Una vez fuera del estadio, comencé a escuchar varias detonaciones de petardos en los alrededores. Era el mismo ruido que ya había experimentado cuando Brasil anotaba goles durante el Mundial. Pero en el día del Mineirazo, no hubo ocasión para celebrar. Así que supongo que estaban explotando todos los petardos que habían sobrado. 
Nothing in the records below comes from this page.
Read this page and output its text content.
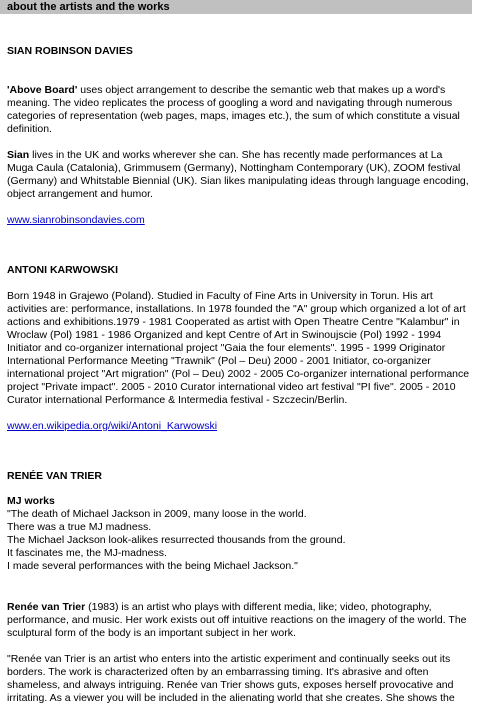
about the artists and the works

SIAN ROBINSON DAVIES

'Above Board' uses object arrangement to describe the semantic web that makes up a word's meaning. The video replicates the process of googling a word and navigating through numerous categories of representation (web pages, maps, images etc.), the sum of which constitute a visual definition.

Sian lives in the UK and works wherever she can. She has recently made performances at La Muga Caula (Catalonia), Grimmusem (Germany), Nottingham Contemporary (UK), ZOOM festival (Germany) and Whitstable Biennial (UK). Sian likes manipulating ideas through language encoding, object arrangement and humor.

www.sianrobinsondavies.com

ANTONI KARWOWSKI

Born 1948 in Grajewo (Poland). Studied in Faculty of Fine Arts in University in Torun. His art activities are: performance, installations. In 1978 founded the "A" group which organized a lot of art actions and exhibitions.1979 - 1981 Cooperated as artist with Open Theatre Centre "Kalambur" in Wroclaw (Pol) 1981 - 1986 Organized and kept Centre of Art in Swinoujscie (Pol) 1992 - 1994 Initiator and co-organizer international project "Gaia the four elements". 1995 - 1999 Originator International Performance Meeting "Trawnik" (Pol – Deu) 2000 - 2001 Initiator, co-organizer international project "Art migration" (Pol – Deu) 2002 - 2005 Co-organizer international performance project "Private impact". 2005 - 2010 Curator international video art festival "PI five". 2005 - 2010 Curator international Performance & Intermedia festival - Szczecin/Berlin.

www.en.wikipedia.org/wiki/Antoni_Karwowski

RENÉE VAN TRIER

MJ works

"The death of Michael Jackson in 2009, many loose in the world.

There was a true MJ madness.

The Michael Jackson look-alikes resurrected thousands from the ground.

It fascinates me, the MJ-madness.

I made several performances with the being Michael Jackson."

Renée van Trier (1983) is an artist who plays with different media, like; video, photography, performance, and music. Her work exists out off intuitive reactions on the imagery of the world. The sculptural form of the body is an important subject in her work.

"Renée van Trier is an artist who enters into the artistic experiment and continually seeks out its borders. The work is characterized often by an embarrassing timing. It's abrasive and often shameless, and always intriguing. Renée van Trier shows guts, exposes herself provocative and irritating. As a viewer you will be included in the alienating world that she creates. She shows the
Tan pronto subí a la estación de Itaquera (la que está al lado del estadio), noté la diferencia. Silencio. Miradas perdidas. En un banco, un señor de unos 60 años se llevaba las manos al rostro, como si fuera Luiz Felipe Scolari en el banquillo de Brasil. A su lado, una pareja de adolescentes  mantenía silencio. Ella estaba en la falda de él, solamente mirando a las vías.

Ya en el vagón, un hombre de unos 30 años miraba por la ventana la oscuridad de la noche. Nadie decía nada. Algo totalmente inusual, considerando lo ruidosos y habladores que son los brasileños. 
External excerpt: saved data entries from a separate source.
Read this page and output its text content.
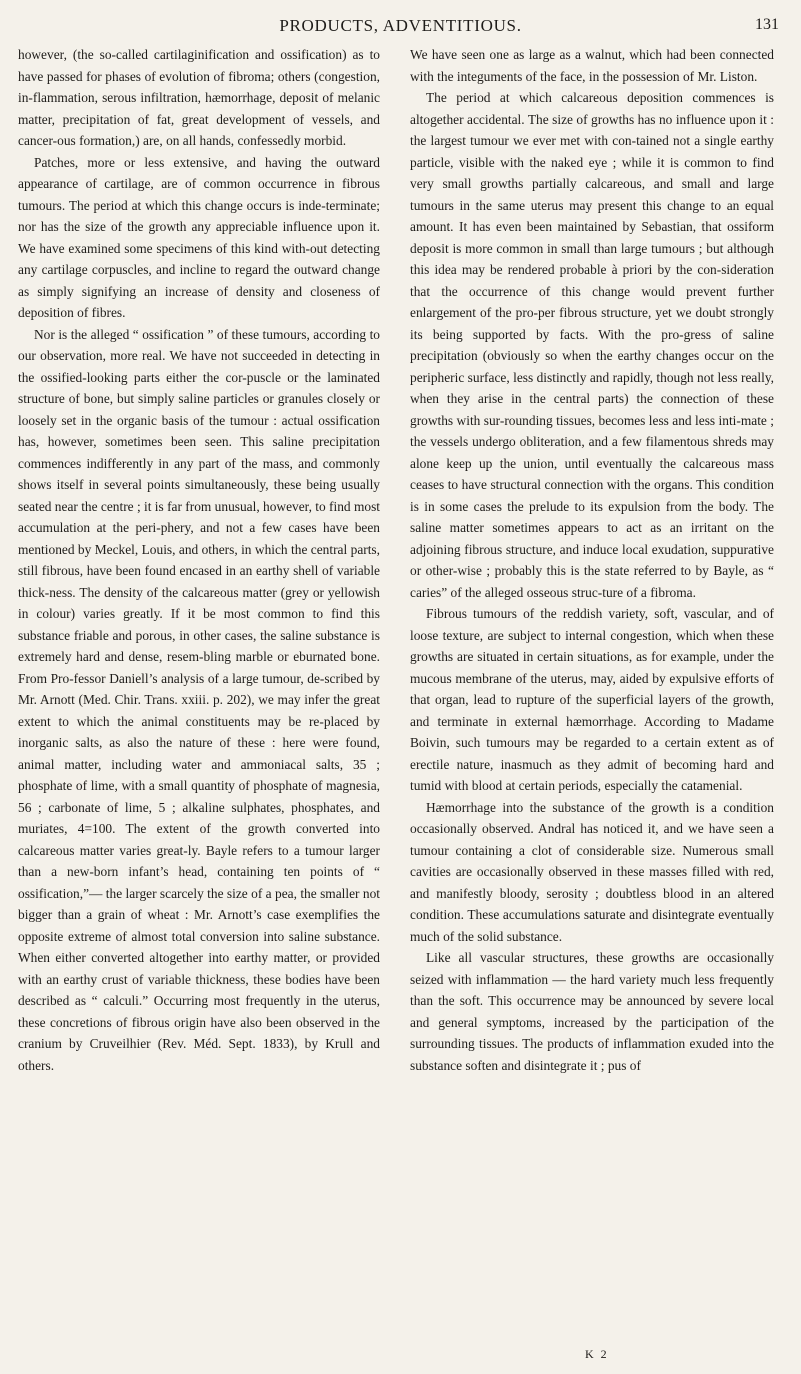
PRODUCTS, ADVENTITIOUS.	131

however, (the so-called cartilaginification and ossification) as to have passed for phases of evolution of fibroma; others (congestion, in-flammation, serous infiltration, hæmorrhage, deposit of melanic matter, precipitation of fat, great development of vessels, and cancer-ous formation,) are, on all hands, confessedly morbid.

Patches, more or less extensive, and having the outward appearance of cartilage, are of common occurrence in fibrous tumours. The period at which this change occurs is inde-terminate; nor has the size of the growth any appreciable influence upon it. We have examined some specimens of this kind with-out detecting any cartilage corpuscles, and incline to regard the outward change as simply signifying an increase of density and closeness of deposition of fibres.

Nor is the alleged “ ossification ” of these tumours, according to our observation, more real. We have not succeeded in detecting in the ossified-looking parts either the cor-puscle or the laminated structure of bone, but simply saline particles or granules closely or loosely set in the organic basis of the tumour : actual ossification has, however, sometimes been seen. This saline precipitation commences indifferently in any part of the mass, and commonly shows itself in several points simultaneously, these being usually seated near the centre ; it is far from unusual, however, to find most accumulation at the peri-phery, and not a few cases have been mentioned by Meckel, Louis, and others, in which the central parts, still fibrous, have been found encased in an earthy shell of variable thick-ness. The density of the calcareous matter (grey or yellowish in colour) varies greatly. If it be most common to find this substance friable and porous, in other cases, the saline substance is extremely hard and dense, resem-bling marble or eburnated bone. From Pro-fessor Daniell’s analysis of a large tumour, de-scribed by Mr. Arnott (Med. Chir. Trans. xxiii. p. 202), we may infer the great extent to which the animal constituents may be re-placed by inorganic salts, as also the nature of these : here were found, animal matter, including water and ammoniacal salts, 35 ; phosphate of lime, with a small quantity of phosphate of magnesia, 56 ; carbonate of lime, 5 ; alkaline sulphates, phosphates, and muriates, 4=100. The extent of the growth converted into calcareous matter varies great-ly. Bayle refers to a tumour larger than a new-born infant’s head, containing ten points of “ ossification,”— the larger scarcely the size of a pea, the smaller not bigger than a grain of wheat : Mr. Arnott’s case exemplifies the opposite extreme of almost total conversion into saline substance. When either converted altogether into earthy matter, or provided with an earthy crust of variable thickness, these bodies have been described as “ calculi.” Occurring most frequently in the uterus, these concretions of fibrous origin have also been observed in the cranium by Cruveilhier (Rev. Méd. Sept. 1833), by Krull and others.

We have seen one as large as a walnut, which had been connected with the integuments of the face, in the possession of Mr. Liston.

The period at which calcareous deposition commences is altogether accidental. The size of growths has no influence upon it : the largest tumour we ever met with con-tained not a single earthy particle, visible with the naked eye ; while it is common to find very small growths partially calcareous, and small and large tumours in the same uterus may present this change to an equal amount. It has even been maintained by Sebastian, that ossiform deposit is more common in small than large tumours ; but although this idea may be rendered probable à priori by the con-sideration that the occurrence of this change would prevent further enlargement of the pro-per fibrous structure, yet we doubt strongly its being supported by facts. With the pro-gress of saline precipitation (obviously so when the earthy changes occur on the peripheric surface, less distinctly and rapidly, though not less really, when they arise in the central parts) the connection of these growths with sur-rounding tissues, becomes less and less inti-mate ; the vessels undergo obliteration, and a few filamentous shreds may alone keep up the union, until eventually the calcareous mass ceases to have structural connection with the organs. This condition is in some cases the prelude to its expulsion from the body. The saline matter sometimes appears to act as an irritant on the adjoining fibrous structure, and induce local exudation, suppurative or other-wise ; probably this is the state referred to by Bayle, as “ caries” of the alleged osseous struc-ture of a fibroma.

Fibrous tumours of the reddish variety, soft, vascular, and of loose texture, are subject to internal congestion, which when these growths are situated in certain situations, as for example, under the mucous membrane of the uterus, may, aided by expulsive efforts of that organ, lead to rupture of the superficial layers of the growth, and terminate in external hæmorrhage. According to Madame Boivin, such tumours may be regarded to a certain extent as of erectile nature, inasmuch as they admit of becoming hard and tumid with blood at certain periods, especially the catamenial.

Hæmorrhage into the substance of the growth is a condition occasionally observed. Andral has noticed it, and we have seen a tumour containing a clot of considerable size. Numerous small cavities are occasionally observed in these masses filled with red, and manifestly bloody, serosity ; doubtless blood in an altered condition. These accumulations saturate and disintegrate eventually much of the solid substance.

Like all vascular structures, these growths are occasionally seized with inflammation — the hard variety much less frequently than the soft. This occurrence may be announced by severe local and general symptoms, increased by the participation of the surrounding tissues. The products of inflammation exuded into the substance soften and disintegrate it ; pus of

K 2
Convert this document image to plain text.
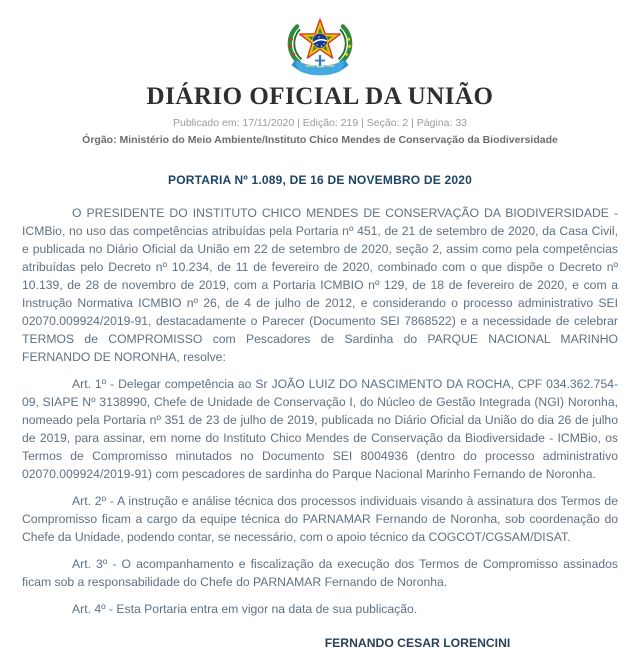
DIÁRIO OFICIAL DA UNIÃO
Publicado em: 17/11/2020 | Edição: 219 | Seção: 2 | Página: 33
Órgão: Ministério do Meio Ambiente/Instituto Chico Mendes de Conservação da Biodiversidade
PORTARIA Nº 1.089, DE 16 DE NOVEMBRO DE 2020

O PRESIDENTE DO INSTITUTO CHICO MENDES DE CONSERVAÇÃO DA BIODIVERSIDADE - ICMBio, no uso das competências atribuídas pela Portaria nº 451, de 21 de setembro de 2020, da Casa Civil, e publicada no Diário Oficial da União em 22 de setembro de 2020, seção 2, assim como pela competências atribuídas pelo Decreto nº 10.234, de 11 de fevereiro de 2020, combinado com o que dispõe o Decreto nº 10.139, de 28 de novembro de 2019, com a Portaria ICMBIO nº 129, de 18 de fevereiro de 2020, e com a Instrução Normativa ICMBIO nº 26, de 4 de julho de 2012, e considerando o processo administrativo SEI 02070.009924/2019-91, destacadamente o Parecer (Documento SEI 7868522) e a necessidade de celebrar TERMOS de COMPROMISSO com Pescadores de Sardinha do PARQUE NACIONAL MARINHO FERNANDO DE NORONHA, resolve:

Art. 1º - Delegar competência ao Sr JOÃO LUIZ DO NASCIMENTO DA ROCHA, CPF 034.362.754-09, SIAPE Nº 3138990, Chefe de Unidade de Conservação I, do Núcleo de Gestão Integrada (NGI) Noronha, nomeado pela Portaria nº 351 de 23 de julho de 2019, publicada no Diário Oficial da União do dia 26 de julho de 2019, para assinar, em nome do Instituto Chico Mendes de Conservação da Biodiversidade - ICMBio, os Termos de Compromisso minutados no Documento SEI 8004936 (dentro do processo administrativo 02070.009924/2019-91) com pescadores de sardinha do Parque Nacional Marinho Fernando de Noronha.

Art. 2º - A instrução e análise técnica dos processos individuais visando à assinatura dos Termos de Compromisso ficam a cargo da equipe técnica do PARNAMAR Fernando de Noronha, sob coordenação do Chefe da Unidade, podendo contar, se necessário, com o apoio técnico da COGCOT/CGSAM/DISAT.

Art. 3º - O acompanhamento e fiscalização da execução dos Termos de Compromisso assinados ficam sob a responsabilidade do Chefe do PARNAMAR Fernando de Noronha.

Art. 4º - Esta Portaria entra em vigor na data de sua publicação.

FERNANDO CESAR LORENCINI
En la estación Patriarca, se montó un grupo de jovencitas que no pasaban de 18 años. Gritaban, vacilaban, un total alboroto. Hablaban del partido. Ante semejante interrupción del luto, todos en el vagón las miraban con rostro de “este no es el momento para relajar”. A mi lado, un señor mayor me comenzó a hablar en portugués, un idioma que cada vez entiendo un poquito mejor. “Sabíamos que íbamos a perder. ¿Pero 7-1?”. Se rió y se paró para bajarse en la próxima estación. 

En una de las próximas estaciones, fui testigo de algo impensable. Unos cuatro muchachos brasileños irrumpieron en el vagón, gritando y cantando. Dos de ellos llevaban camisas de Brasil, y uno de Argentina. En portugués, comenzaron a entonar cánticos y, ante la sorpresa de todos, comenzaron a gritar “¡Argentina, Argentina, Argentina!”. No les importaba. Estos muchachos eran parte de ese pequeño sector de brasileños que se tomó la derrota como si fuera un vacilón. Ante todo, una sonrisa. De nuevo, las miradas molestas se posaron sobre ellos.
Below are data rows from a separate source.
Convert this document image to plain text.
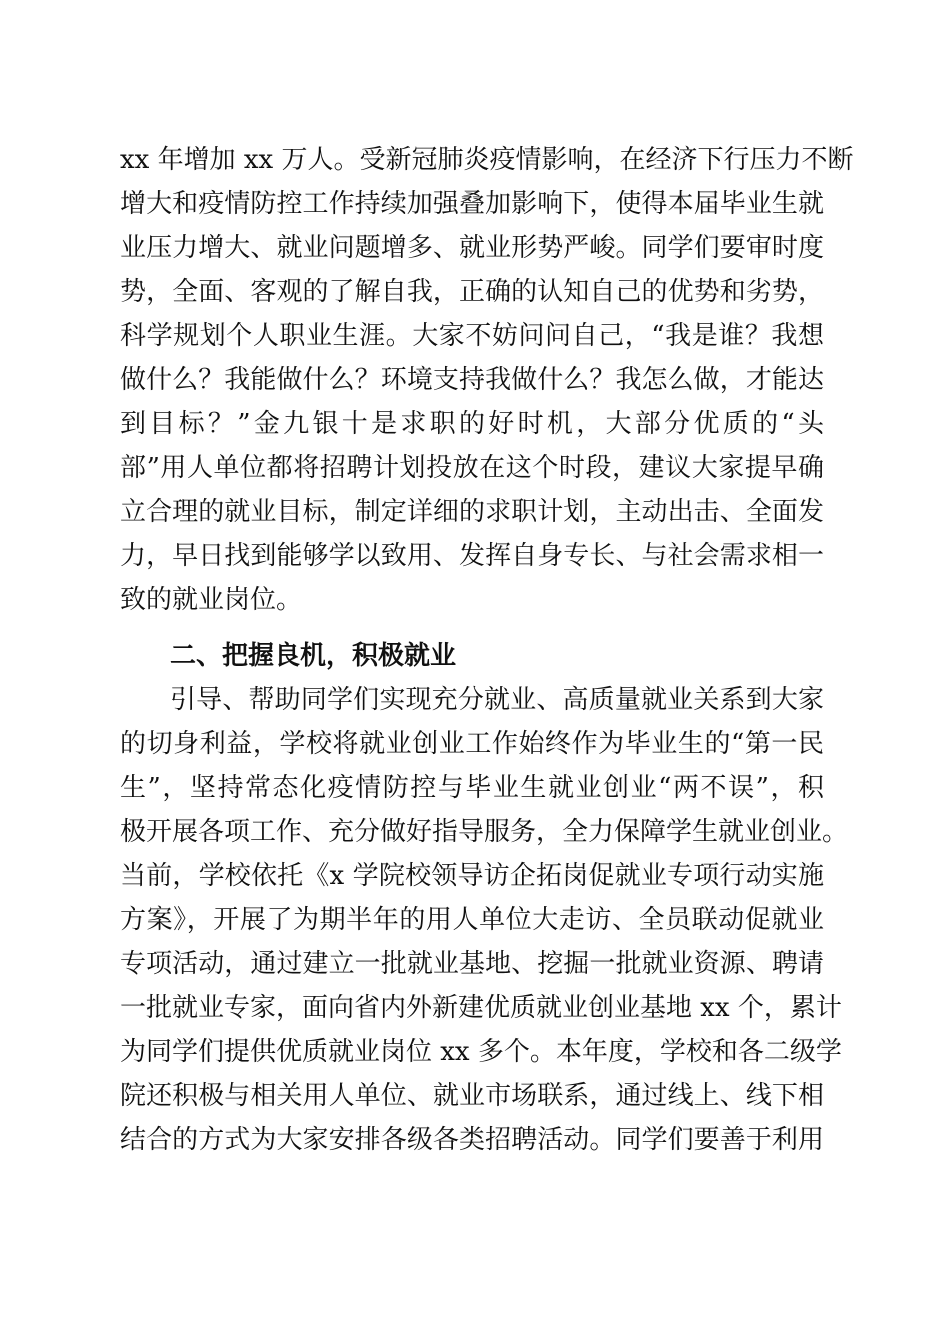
xx 年增加 xx 万人。受新冠肺炎疫情影响，在经济下行压力不断
增大和疫情防控工作持续加强叠加影响下，使得本届毕业生就
业压力增大、就业问题增多、就业形势严峻。同学们要审时度
势，全面、客观的了解自我，正确的认知自己的优势和劣势，
科学规划个人职业生涯。大家不妨问问自己，“我是谁？我想
做什么？我能做什么？环境支持我做什么？我怎么做，才能达
到目标？”金九银十是求职的好时机，大部分优质的“头
部”用人单位都将招聘计划投放在这个时段，建议大家提早确
立合理的就业目标，制定详细的求职计划，主动出击、全面发
力，早日找到能够学以致用、发挥自身专长、与社会需求相一
致的就业岗位。
二、把握良机，积极就业
引导、帮助同学们实现充分就业、高质量就业关系到大家
的切身利益，学校将就业创业工作始终作为毕业生的“第一民
生”，坚持常态化疫情防控与毕业生就业创业“两不误”，积
极开展各项工作、充分做好指导服务，全力保障学生就业创业。
当前，学校依托《x 学院校领导访企拓岗促就业专项行动实施
方案》，开展了为期半年的用人单位大走访、全员联动促就业
专项活动，通过建立一批就业基地、挖掘一批就业资源、聘请
一批就业专家，面向省内外新建优质就业创业基地 xx 个，累计
为同学们提供优质就业岗位 xx 多个。本年度，学校和各二级学
院还积极与相关用人单位、就业市场联系，通过线上、线下相
结合的方式为大家安排各级各类招聘活动。同学们要善于利用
Ya en una de las últimas estaciones, se montó otro grupo. Uno de los muchachos llevaba una bandera de Brasil sobre sus hombros. Hablaban en voz alta del partido y criticaban la defensa. La ausencia de Neymar no fue clave. “Si Neymar jugaba, perdíamos 10-0”, dijo el joven, aludiendo las pocas habilidades defensivas del “crack” brasileño.

Llegué a la última estación, a la cual ya tenía que coger un taxi para llegar a mi hotel. Una vez en el carro, la tristeza continuó. Este taxista no me dirigió la palabra, ni prendió la radio.

Después de todo, era una noche de luto en Brasil.